Ford Australia has pledged to locally assemble vehicles in the country until 2016 and that's it, according to an automotive industry expert, who added the exit of the global carmaker has been a foregone conclusion.
"Ford will still be here selling cars but it will not be manufacturing cars in Australia," PPB Advisory partner Stephen Longley was reported by The Herald Sun as saying on Monday.
All the signs have been apparent: supply chain issues, job cuts and investment difficulties, with Ford even securing a $34-million rescue fund from state and federal authorities earlier this year just to ensure that its Geelong and Broadmeadows factories will keep rolling out Falcon and Territory vehicle models over the next four years.
Mr Longley noted that the industry should have read between the line when Ford had disclosed that it will cap its vehicle production to about 148 units per day or roughly 33,000 cars annually.
That announcement was shortly followed by lay offs that affected more than 400 local Ford workers, which could easily to direct job loss of about 3,000 by the time the company suffers a slow and painful demise, Mr Longley said.
The immediate aftermath would be the elimination of another thousand jobs, mostly from the car parts industry, which would be left to largely depend in the local presence of GM Holden and Toyota.
"There's been no announcements ... the expectation though, is that this will happen," Mr Longley told ABC on Monday.
Ford's eventual departure is only a logical course for a manufacturing firm that has been encountering difficulties both with its export and local markets, with the latter complicated further by slumping demands.
Ford has also struggled to compete with rivals abroad mainly due to the high value of the Australian dollar, economists said.

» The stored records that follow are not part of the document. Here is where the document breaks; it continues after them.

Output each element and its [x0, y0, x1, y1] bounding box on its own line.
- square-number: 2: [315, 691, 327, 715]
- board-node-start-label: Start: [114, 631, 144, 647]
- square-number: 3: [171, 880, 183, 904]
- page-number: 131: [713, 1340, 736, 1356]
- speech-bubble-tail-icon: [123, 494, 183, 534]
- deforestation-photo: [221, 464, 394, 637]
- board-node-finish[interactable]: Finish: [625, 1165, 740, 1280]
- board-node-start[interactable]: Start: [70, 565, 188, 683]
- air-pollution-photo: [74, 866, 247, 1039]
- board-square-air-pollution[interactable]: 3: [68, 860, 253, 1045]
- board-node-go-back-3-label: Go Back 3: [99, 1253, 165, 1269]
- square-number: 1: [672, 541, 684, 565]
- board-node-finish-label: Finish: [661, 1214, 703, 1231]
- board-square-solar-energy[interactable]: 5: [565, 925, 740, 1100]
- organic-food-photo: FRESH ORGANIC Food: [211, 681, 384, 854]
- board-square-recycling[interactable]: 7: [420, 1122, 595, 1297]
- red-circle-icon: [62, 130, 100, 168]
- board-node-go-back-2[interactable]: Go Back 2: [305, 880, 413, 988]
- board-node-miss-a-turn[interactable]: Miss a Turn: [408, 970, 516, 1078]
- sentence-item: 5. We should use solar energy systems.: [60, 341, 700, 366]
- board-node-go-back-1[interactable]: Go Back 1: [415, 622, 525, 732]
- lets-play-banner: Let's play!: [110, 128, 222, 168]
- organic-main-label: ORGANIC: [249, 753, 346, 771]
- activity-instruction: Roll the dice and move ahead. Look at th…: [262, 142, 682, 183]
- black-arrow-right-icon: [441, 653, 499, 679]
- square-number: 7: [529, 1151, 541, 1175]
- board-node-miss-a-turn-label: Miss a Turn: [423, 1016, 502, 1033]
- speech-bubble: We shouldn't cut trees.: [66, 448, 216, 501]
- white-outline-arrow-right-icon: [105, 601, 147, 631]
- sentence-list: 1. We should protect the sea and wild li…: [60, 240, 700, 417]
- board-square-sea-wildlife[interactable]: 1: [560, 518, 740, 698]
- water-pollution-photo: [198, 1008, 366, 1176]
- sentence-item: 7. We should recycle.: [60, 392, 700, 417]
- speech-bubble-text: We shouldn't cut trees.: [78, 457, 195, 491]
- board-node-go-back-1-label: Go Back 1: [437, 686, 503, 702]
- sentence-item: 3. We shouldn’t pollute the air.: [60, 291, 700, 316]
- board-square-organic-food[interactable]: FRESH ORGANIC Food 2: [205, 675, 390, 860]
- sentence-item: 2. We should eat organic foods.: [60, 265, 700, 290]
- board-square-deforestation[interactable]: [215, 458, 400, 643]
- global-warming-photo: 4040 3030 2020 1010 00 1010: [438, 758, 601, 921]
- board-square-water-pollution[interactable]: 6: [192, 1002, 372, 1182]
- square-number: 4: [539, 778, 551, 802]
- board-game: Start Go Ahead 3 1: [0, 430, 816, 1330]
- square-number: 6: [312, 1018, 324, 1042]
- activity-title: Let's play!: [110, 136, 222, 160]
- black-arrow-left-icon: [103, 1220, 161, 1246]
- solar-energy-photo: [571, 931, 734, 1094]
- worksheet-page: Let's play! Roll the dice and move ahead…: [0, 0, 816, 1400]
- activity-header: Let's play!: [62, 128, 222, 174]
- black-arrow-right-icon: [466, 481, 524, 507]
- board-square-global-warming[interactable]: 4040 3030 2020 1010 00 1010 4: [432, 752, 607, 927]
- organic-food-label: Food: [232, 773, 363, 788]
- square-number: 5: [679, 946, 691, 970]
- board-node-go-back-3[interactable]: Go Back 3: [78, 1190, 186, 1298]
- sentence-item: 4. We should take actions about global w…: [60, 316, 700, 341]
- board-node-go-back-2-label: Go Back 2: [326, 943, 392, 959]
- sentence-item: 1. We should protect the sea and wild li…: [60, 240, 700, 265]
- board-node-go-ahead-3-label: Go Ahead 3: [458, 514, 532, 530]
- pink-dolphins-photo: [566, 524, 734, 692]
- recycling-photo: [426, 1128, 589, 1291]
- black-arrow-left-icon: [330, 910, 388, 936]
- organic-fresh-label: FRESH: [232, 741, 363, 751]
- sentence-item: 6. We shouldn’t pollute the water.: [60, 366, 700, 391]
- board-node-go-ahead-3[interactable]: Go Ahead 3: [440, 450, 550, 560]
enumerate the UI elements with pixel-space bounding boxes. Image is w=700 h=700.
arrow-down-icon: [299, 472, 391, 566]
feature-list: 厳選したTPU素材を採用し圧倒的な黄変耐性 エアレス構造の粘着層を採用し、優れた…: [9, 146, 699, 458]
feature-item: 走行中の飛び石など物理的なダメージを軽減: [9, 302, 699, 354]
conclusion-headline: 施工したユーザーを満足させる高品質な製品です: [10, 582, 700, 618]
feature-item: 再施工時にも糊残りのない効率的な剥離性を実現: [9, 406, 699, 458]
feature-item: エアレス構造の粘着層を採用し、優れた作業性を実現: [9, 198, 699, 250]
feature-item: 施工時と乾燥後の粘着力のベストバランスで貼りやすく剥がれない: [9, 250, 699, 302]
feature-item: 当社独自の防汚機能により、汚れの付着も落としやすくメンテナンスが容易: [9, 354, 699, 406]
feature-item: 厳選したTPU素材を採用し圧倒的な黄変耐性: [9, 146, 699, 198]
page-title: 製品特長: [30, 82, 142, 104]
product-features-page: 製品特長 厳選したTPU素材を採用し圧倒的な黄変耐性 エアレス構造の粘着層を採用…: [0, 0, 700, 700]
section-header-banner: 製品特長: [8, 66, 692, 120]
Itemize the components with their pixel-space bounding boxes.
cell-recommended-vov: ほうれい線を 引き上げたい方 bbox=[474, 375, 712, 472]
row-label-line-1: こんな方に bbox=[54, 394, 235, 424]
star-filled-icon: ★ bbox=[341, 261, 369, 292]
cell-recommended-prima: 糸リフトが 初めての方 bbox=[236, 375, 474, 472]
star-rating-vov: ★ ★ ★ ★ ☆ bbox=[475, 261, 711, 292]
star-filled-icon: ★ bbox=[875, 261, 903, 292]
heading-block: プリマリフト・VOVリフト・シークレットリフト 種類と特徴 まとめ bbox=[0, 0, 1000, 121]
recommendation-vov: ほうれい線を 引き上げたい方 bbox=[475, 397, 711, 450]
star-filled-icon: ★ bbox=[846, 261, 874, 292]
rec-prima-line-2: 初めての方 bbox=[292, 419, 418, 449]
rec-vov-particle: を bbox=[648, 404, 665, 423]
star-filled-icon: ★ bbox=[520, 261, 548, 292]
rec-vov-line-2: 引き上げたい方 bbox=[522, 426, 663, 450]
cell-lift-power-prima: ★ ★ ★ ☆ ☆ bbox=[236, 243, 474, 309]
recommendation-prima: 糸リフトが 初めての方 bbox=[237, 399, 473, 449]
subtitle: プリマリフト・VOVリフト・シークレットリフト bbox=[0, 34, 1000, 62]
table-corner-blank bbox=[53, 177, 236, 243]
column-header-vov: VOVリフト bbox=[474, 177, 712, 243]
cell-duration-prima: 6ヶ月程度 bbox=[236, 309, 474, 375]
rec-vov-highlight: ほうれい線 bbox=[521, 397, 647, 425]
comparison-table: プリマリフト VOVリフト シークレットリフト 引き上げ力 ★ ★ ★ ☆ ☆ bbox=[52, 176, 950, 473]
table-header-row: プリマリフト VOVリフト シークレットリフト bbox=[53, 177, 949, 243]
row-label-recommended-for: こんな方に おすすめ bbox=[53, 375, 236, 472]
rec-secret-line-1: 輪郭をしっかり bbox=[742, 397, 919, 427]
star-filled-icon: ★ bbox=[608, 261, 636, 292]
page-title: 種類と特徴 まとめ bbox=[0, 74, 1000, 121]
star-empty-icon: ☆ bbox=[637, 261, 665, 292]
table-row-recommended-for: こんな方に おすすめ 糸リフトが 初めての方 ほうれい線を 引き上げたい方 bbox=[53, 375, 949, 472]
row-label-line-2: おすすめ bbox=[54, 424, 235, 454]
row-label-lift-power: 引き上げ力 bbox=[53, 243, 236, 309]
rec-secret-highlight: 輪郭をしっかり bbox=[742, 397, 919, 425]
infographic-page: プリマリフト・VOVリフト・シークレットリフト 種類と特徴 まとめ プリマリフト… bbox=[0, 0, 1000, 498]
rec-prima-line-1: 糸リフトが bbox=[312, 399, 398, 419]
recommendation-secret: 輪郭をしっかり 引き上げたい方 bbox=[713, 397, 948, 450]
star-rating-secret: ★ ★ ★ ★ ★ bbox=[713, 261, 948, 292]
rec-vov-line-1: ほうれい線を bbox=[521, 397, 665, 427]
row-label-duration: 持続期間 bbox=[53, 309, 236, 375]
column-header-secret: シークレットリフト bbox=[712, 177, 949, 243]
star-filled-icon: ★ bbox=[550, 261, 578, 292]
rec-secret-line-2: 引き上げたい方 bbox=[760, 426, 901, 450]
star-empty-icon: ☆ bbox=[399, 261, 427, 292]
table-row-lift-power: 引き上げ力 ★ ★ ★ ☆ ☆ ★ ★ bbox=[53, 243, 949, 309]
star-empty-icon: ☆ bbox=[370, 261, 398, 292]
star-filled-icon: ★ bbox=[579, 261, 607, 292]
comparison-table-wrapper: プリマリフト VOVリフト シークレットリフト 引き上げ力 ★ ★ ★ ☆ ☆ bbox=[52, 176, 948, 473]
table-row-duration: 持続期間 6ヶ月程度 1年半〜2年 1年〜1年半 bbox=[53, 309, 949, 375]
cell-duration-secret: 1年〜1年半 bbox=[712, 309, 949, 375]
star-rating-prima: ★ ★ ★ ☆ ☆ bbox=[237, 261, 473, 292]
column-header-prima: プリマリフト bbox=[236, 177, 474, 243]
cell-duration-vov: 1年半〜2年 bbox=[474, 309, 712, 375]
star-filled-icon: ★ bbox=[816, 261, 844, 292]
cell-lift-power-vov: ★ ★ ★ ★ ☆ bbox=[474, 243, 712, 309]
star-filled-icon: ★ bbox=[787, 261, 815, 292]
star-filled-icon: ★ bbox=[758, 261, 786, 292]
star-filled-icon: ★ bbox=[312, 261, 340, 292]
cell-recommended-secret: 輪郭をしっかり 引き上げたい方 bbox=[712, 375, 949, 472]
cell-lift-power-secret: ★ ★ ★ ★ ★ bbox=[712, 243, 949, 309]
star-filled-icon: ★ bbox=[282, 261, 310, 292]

Mr Longley's view was backed by former Reserve Bank of Australia (RBA) board member Warwick McKibbin, who wrote in an article published by the Australian Financial Review (AFR) on Monday: "The high dollar, the carbon tax and high labour costs are driving rapid adjustment pressures on manufacturing that require Productivity Commission scrutiny."
"Sectors that have rigid labour costs such as the automotive industry find it difficult to adapt," Mr McKibbin added.
With no positive economic prospects in sight, it would be unwise for Ford to invest millions just so its local operations would meet the industry standards as embodied in Australia's new emission standards, its full impact poised to be felt by late 2016.
Should Mr Longley's declarations materialise, Ford will follow in the footsteps of Japanese carmakers Nissan and Mitsubishi, which according to AFR withdrew from Australia in the early 1990s and late 2000s, respectively.
The news came out as Ford recently unveiled its new assembly facility in Thailand and announced the gradual phase out of its manufacturing operations in the Philippines.
The moves were seen as Ford's consolidation efforts of its operations in the Asia-Pacific region, part of which is the likely dismantling of the carmaker's Australian assembly plants.
However, the Victorian Automobile Chamber of Commerce remains hopeful that Ford will not close shop after 2016.
"All the actions which they're taking are obviously designed to make them more efficient and more competitive in a very competitive global market ... and we hope to see it remain in this country well past 2016," the business group spokesman, David Purchase, told ABC today.
In a statement, Federal Employment Minister Bill Shorten hinted that with or without Ford, "manufacturing will continue in Australia and it will continue in Victoria."